Cross-cultural Measurement Invariance of the Items in the Science Literacy Test in the Programme for International Student Assessment (PISA-2015)
International Journal of Education and Literacy Studies
This study aimed to investigate cross-cultural measurement invariance of the PISA (Programme for International Student Assessment, 2015) science literacy test and items and to carry out a bias study on the items which violate measurement invariance. The study used a descriptive review model.

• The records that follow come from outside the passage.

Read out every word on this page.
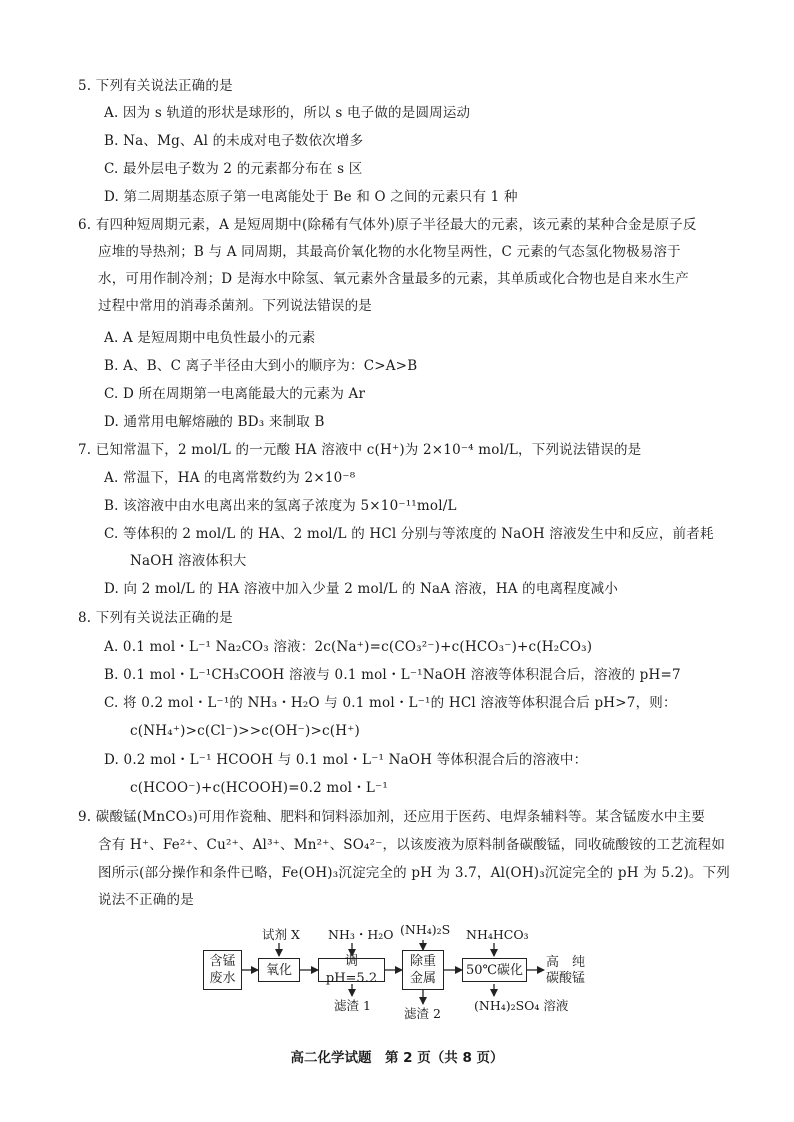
5. 下列有关说法正确的是
A. 因为 s 轨道的形状是球形的，所以 s 电子做的是圆周运动
B. Na、Mg、Al 的未成对电子数依次增多
C. 最外层电子数为 2 的元素都分布在 s 区
D. 第二周期基态原子第一电离能处于 Be 和 O 之间的元素只有 1 种
6. 有四种短周期元素，A 是短周期中(除稀有气体外)原子半径最大的元素，该元素的某种合金是原子反
应堆的导热剂；B 与 A 同周期，其最高价氧化物的水化物呈两性，C 元素的气态氢化物极易溶于
水，可用作制冷剂；D 是海水中除氢、氧元素外含量最多的元素，其单质或化合物也是自来水生产
过程中常用的消毒杀菌剂。下列说法错误的是
A. A 是短周期中电负性最小的元素
B. A、B、C 离子半径由大到小的顺序为：C>A>B
C. D 所在周期第一电离能最大的元素为 Ar
D. 通常用电解熔融的 BD₃ 来制取 B
7. 已知常温下，2 mol/L 的一元酸 HA 溶液中 c(H⁺)为 2×10⁻⁴ mol/L，下列说法错误的是
A. 常温下，HA 的电离常数约为 2×10⁻⁸
B. 该溶液中由水电离出来的氢离子浓度为 5×10⁻¹¹mol/L
C. 等体积的 2 mol/L 的 HA、2 mol/L 的 HCl 分别与等浓度的 NaOH 溶液发生中和反应，前者耗
NaOH 溶液体积大
D. 向 2 mol/L 的 HA 溶液中加入少量 2 mol/L 的 NaA 溶液，HA 的电离程度减小
8. 下列有关说法正确的是
A. 0.1 mol・L⁻¹ Na₂CO₃ 溶液：2c(Na⁺)=c(CO₃²⁻)+c(HCO₃⁻)+c(H₂CO₃)
B. 0.1 mol・L⁻¹CH₃COOH 溶液与 0.1 mol・L⁻¹NaOH 溶液等体积混合后，溶液的 pH=7
C. 将 0.2 mol・L⁻¹的 NH₃・H₂O 与 0.1 mol・L⁻¹的 HCl 溶液等体积混合后 pH>7，则：
c(NH₄⁺)>c(Cl⁻)>>c(OH⁻)>c(H⁺)
D. 0.2 mol・L⁻¹ HCOOH 与 0.1 mol・L⁻¹ NaOH 等体积混合后的溶液中：
c(HCOO⁻)+c(HCOOH)=0.2 mol・L⁻¹
9. 碳酸锰(MnCO₃)可用作瓷釉、肥料和饲料添加剂，还应用于医药、电焊条辅料等。某含锰废水中主要
含有 H⁺、Fe²⁺、Cu²⁺、Al³⁺、Mn²⁺、SO₄²⁻，以该废液为原料制备碳酸锰，同收硫酸铵的工艺流程如
图所示(部分操作和条件已略，Fe(OH)₃沉淀完全的 pH 为 3.7，Al(OH)₃沉淀完全的 pH 为 5.2)。下列
说法不正确的是
含锰
废水
氧化
调 pH=5.2
除重
金属
50℃碳化	高　纯
碳酸锰
试剂 X NH₃・H₂O (NH₄)₂S NH₄HCO₃
滤渣 1
滤渣 2
(NH₄)₂SO₄ 溶液
高二化学试题　第 2 页（共 8 页）
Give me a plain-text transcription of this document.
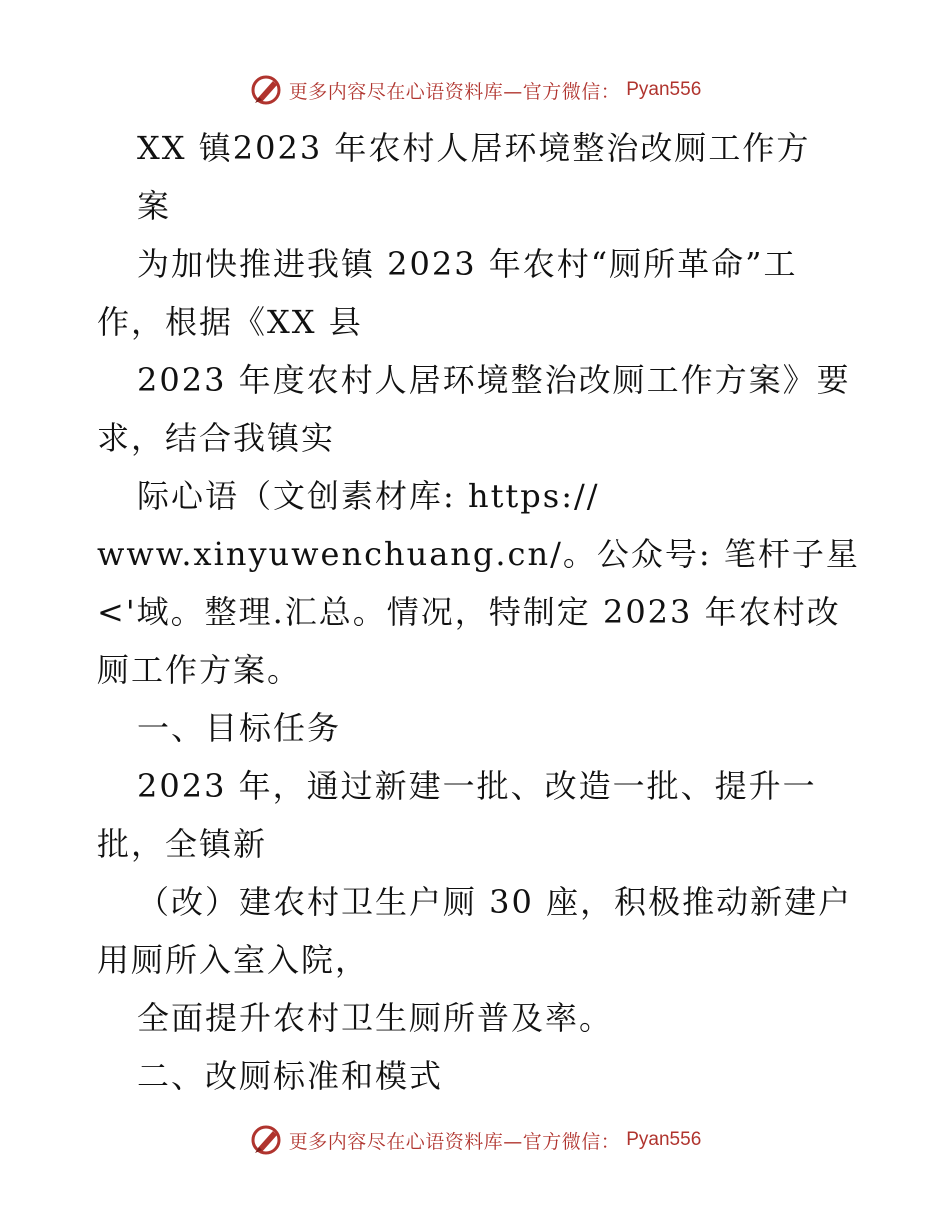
更多内容尽在心语资料库—官方微信： Pyan556
XX 镇2023 年农村人居环境整治改厕工作方
案
为加快推进我镇 2023 年农村“厕所革命”工
作，根据《XX 县
2023 年度农村人居环境整治改厕工作方案》要
求，结合我镇实
际心语（文创素材库: https://
www.xinyuwenchuang.cn/。公众号: 笔杆子星
<'域。整理.汇总。情况，特制定 2023 年农村改
厕工作方案。
一、目标任务
2023 年，通过新建一批、改造一批、提升一
批，全镇新
（改）建农村卫生户厕 30 座，积极推动新建户
用厕所入室入院，
全面提升农村卫生厕所普及率。
二、改厕标准和模式
更多内容尽在心语资料库—官方微信： Pyan556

The sample of the study consisted of 2224 students taking the S12 test booklet from Australia, France, Singapore, and Turkey. Measurement invariance analyses for the test were done using Multi-Group
... Multi-Group Confirmatory Factor Analysis (MGCFA). Differential Item Functioning (DIF), in other words, measurement invariance of the test items, was analyzed using the item response theory log-likelihood ratio (IRTLR), Hierarchical Generalized Linear Model (HGLM), and the Simultaneous Item Bias Test (SIBTEST) methods.According to the findings, the test was determined to exhibit structural invariance across cultures. The highest number of items showing DIF was observed in the comparisons of Australia-Singapore and Australia-France with 35%. The number of items showing DIF, with 24%, determined in bilateral comparisons which included Turkey, the only country taking the translated form among other countries, did not show a significant difference compared to the other comparisons. While the lowest number of items showing DIF was obtained from Singapore-France samples with 12%, the rate of items indicating DIF in the France-Turkey samples was 18%. On the other hand, 35% of the items showed cross cultural measurement invariance. An item bias study was carried out based on expert opinions on items identified and released as showing DIF in the comparisons of Turkey with Australia and Singapore.According to the findings, translation-bound differentiation of the items, familiarity of a culture group with the contents of the items, polysemy in the expressions or words used in the items, the format, or the stylistic characteristics of the items were determined to be the cause of the bias in the skills measured with the items.